Biofilm formation under aerobic and anaerobic conditions. The same S. aureus (A) and S. epidermidis (B) wild-type strains shown in Fig. 2 were grown under aerobic and anaerobic conditions in CYPG plus Glc for up to 24 h in microtiter plates, and biofilm formation was quantified using the S. epidermidis anti-PIA antibody. The growth rate of the strains was determined independently by measuring the OD₆₀₀ in liquid culture.

FIG. 4

PIA/PNSG expression is stimulated under anaerobic conditions in six S. aureus and S. epidermidis biofilm-forming strains. Three S. aureus and three S. epidermidis biofilm-forming strains were grown under both aerobic (+) and anaerobic (−) conditions to early stationary phase (14 to 18 h) in TSB plus Glc.

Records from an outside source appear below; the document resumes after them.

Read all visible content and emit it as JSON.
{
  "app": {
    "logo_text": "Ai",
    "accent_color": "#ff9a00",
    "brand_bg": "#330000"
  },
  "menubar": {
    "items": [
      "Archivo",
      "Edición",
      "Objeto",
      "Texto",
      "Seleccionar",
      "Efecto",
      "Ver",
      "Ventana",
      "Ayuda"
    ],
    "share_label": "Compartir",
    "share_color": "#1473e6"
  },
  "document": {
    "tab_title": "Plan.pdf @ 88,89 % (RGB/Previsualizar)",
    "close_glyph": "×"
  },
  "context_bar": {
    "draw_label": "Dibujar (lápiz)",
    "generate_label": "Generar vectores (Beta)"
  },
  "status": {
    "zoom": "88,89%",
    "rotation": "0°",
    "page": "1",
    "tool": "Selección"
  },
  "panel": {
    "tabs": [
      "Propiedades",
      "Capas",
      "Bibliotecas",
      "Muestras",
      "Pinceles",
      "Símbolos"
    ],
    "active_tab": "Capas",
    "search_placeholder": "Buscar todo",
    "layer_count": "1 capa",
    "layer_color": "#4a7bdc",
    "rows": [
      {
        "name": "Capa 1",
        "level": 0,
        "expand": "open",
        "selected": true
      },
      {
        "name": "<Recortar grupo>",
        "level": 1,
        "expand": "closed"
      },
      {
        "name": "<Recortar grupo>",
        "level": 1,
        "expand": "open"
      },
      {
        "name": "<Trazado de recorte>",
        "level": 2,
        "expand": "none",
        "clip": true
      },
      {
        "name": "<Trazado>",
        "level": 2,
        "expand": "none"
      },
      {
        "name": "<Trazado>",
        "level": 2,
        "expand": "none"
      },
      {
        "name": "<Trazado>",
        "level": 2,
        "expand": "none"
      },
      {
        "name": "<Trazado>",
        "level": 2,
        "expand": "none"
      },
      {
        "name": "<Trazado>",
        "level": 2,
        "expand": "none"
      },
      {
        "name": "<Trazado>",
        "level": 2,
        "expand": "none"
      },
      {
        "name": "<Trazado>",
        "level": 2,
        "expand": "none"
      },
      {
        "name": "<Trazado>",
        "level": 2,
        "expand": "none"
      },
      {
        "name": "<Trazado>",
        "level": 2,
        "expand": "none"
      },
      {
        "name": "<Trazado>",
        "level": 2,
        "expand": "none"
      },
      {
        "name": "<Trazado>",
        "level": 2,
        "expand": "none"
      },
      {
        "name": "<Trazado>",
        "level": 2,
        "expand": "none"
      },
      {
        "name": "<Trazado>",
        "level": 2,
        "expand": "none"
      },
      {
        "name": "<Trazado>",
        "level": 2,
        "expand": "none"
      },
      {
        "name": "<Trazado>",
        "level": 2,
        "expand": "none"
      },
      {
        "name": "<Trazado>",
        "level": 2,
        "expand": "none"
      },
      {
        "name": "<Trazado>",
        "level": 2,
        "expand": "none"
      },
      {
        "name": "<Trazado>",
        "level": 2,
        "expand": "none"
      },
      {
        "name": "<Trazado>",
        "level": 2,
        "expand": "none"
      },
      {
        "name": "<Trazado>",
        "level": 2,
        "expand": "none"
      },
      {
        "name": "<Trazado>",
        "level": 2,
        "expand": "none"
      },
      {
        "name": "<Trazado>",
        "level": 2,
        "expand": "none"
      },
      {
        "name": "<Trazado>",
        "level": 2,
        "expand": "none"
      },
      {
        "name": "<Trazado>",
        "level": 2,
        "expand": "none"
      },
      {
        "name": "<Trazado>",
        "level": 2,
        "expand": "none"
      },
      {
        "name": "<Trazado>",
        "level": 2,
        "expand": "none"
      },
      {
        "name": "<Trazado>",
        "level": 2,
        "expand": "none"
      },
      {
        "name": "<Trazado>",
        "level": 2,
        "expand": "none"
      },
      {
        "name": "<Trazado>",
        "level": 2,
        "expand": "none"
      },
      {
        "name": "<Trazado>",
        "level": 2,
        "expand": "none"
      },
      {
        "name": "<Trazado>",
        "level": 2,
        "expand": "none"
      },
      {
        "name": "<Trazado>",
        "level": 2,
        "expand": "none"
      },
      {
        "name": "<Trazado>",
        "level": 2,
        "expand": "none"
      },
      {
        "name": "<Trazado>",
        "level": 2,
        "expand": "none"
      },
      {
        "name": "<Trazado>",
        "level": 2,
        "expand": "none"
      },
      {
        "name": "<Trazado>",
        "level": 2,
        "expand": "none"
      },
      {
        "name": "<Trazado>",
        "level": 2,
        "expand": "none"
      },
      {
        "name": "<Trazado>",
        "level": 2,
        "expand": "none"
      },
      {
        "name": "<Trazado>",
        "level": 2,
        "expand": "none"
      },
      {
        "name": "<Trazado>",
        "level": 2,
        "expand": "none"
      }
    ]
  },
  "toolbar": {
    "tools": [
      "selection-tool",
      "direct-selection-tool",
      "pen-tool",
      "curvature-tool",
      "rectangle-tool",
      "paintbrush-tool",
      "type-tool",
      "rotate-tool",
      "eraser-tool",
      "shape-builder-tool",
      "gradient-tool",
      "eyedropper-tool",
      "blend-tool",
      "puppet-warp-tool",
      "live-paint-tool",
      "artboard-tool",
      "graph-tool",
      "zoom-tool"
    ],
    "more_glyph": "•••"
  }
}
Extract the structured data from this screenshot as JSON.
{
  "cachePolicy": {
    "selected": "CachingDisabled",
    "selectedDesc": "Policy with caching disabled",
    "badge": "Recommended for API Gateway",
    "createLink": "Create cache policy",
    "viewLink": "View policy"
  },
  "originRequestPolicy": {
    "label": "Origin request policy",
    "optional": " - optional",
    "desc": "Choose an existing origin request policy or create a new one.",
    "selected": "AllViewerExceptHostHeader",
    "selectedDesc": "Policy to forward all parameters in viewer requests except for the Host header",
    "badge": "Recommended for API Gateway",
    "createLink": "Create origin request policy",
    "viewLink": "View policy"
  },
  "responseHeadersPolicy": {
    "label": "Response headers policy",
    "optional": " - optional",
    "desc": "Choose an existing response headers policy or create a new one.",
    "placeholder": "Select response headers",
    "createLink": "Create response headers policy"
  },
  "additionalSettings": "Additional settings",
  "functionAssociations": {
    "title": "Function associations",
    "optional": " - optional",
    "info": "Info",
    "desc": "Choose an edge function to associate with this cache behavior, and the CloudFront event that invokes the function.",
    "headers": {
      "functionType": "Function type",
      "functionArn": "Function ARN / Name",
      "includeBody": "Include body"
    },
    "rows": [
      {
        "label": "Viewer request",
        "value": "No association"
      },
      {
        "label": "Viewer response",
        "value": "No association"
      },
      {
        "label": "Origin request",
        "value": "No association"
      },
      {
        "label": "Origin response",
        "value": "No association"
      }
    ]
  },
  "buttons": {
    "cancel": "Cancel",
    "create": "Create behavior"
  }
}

PIA/PNSG expression (PIA/PNSG) was detected in cell surface extracts isolated from an equal number of cells from each strain using an antibody raised against S. epidermidis PIA. Biofilm formation in a microtiter plate well is shown for each strain (Biofilm). Adhering cells are stained with safranin (red color) to facilitate visualization of the biofilm.

FIG. 5

Increased PIA/PNSG expression under anaerobic conditions correlates with ica operon transcript levels in S. aureus and S. epidermidis. Cell surface extracts from S. aureus ATCC 35556, S. epidermidis O-47, and their respective isogenic ica deletion mutants were grown to an OD₅₇₈ of 2.0 under aerobic (+) or anaerobic (−) conditions in TSB plus Glc. Cell surface extracts from an equal number of cells from each strain were spotted onto a nitrocellulose filter, and PIA/PNSG was detected using a polyclonal anti-S. epidermidis PIA antibody (PIA/PNSG). RNA was extracted from cells from the same cultures, spotted onto a nylon filter, and hybridized with an ica-specific DNA probe (RNA).